Harm Klueting, 61, was ordained by Archbishop Joachim Cardinal Meisner in a private ceremony at the city's seminary, the Cologne archdiocese said.
Pope Benedict XVI gave Klueting a special permission to remain married to his wife Edeltraud Klueting, who became a Catholic Carmelite nun in 2004.
The Rev. Federico Lombardi, the Vatican's chief spokesman, said the exception is rare but there have been similar cases.
"It doesn't happen every day," he said.
Klueting and his wife were Lutherans when they married in 1977 and both served as Lutheran clerics before converting to Catholicism several years ago. They have two grown children.

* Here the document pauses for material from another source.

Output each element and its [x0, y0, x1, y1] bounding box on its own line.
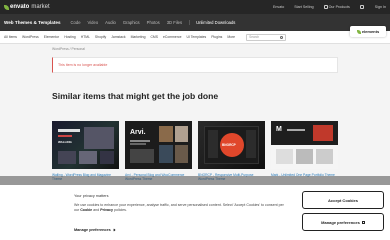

The Cologne archdiocese said in a statement that the couple would not have to take the traditional vow of celibacy as long as they remain married — a highly unusual move since celibacy is normally a key requirement for Catholic priests.
Klueting and his family could not be reached for comment, and it was not clear whether they still lived together as a couple.
Lombardi said he didn't have any specific information about the Kluetings, including what the pope said about the case.
Klueting is a professor for historical theology at the University of Cologne and teaches Catholic theology at Fribourg University in Switzerland. From now on, he also will provide services as a spiritual counsellor for university students.
The archdiocese published pictures of the ordination ceremony showing Klueting with short grey hair and a beard, wearing a simple white priest vestment as he received his blessings from Meisner, who was wearing a festive yellow embroidered robe and a golden cardinal's hat.
In 1950, Pope Pius XII first allowed clergymen who had converted to Catholicism to remain married, the Cologne diocese said in its statement. However, each case has to be approved by the pope himself, the statement said, adding that in the past married priests also had been ordained in the German cities of Hamburg and Regensburg.
Last month, three former Anglican bishops were ordained as Catholic priests in London, becoming the first ex-bishops to take advantage of a new Vatican system designed to make it easier for Anglicans to embrace Roman Catholicism.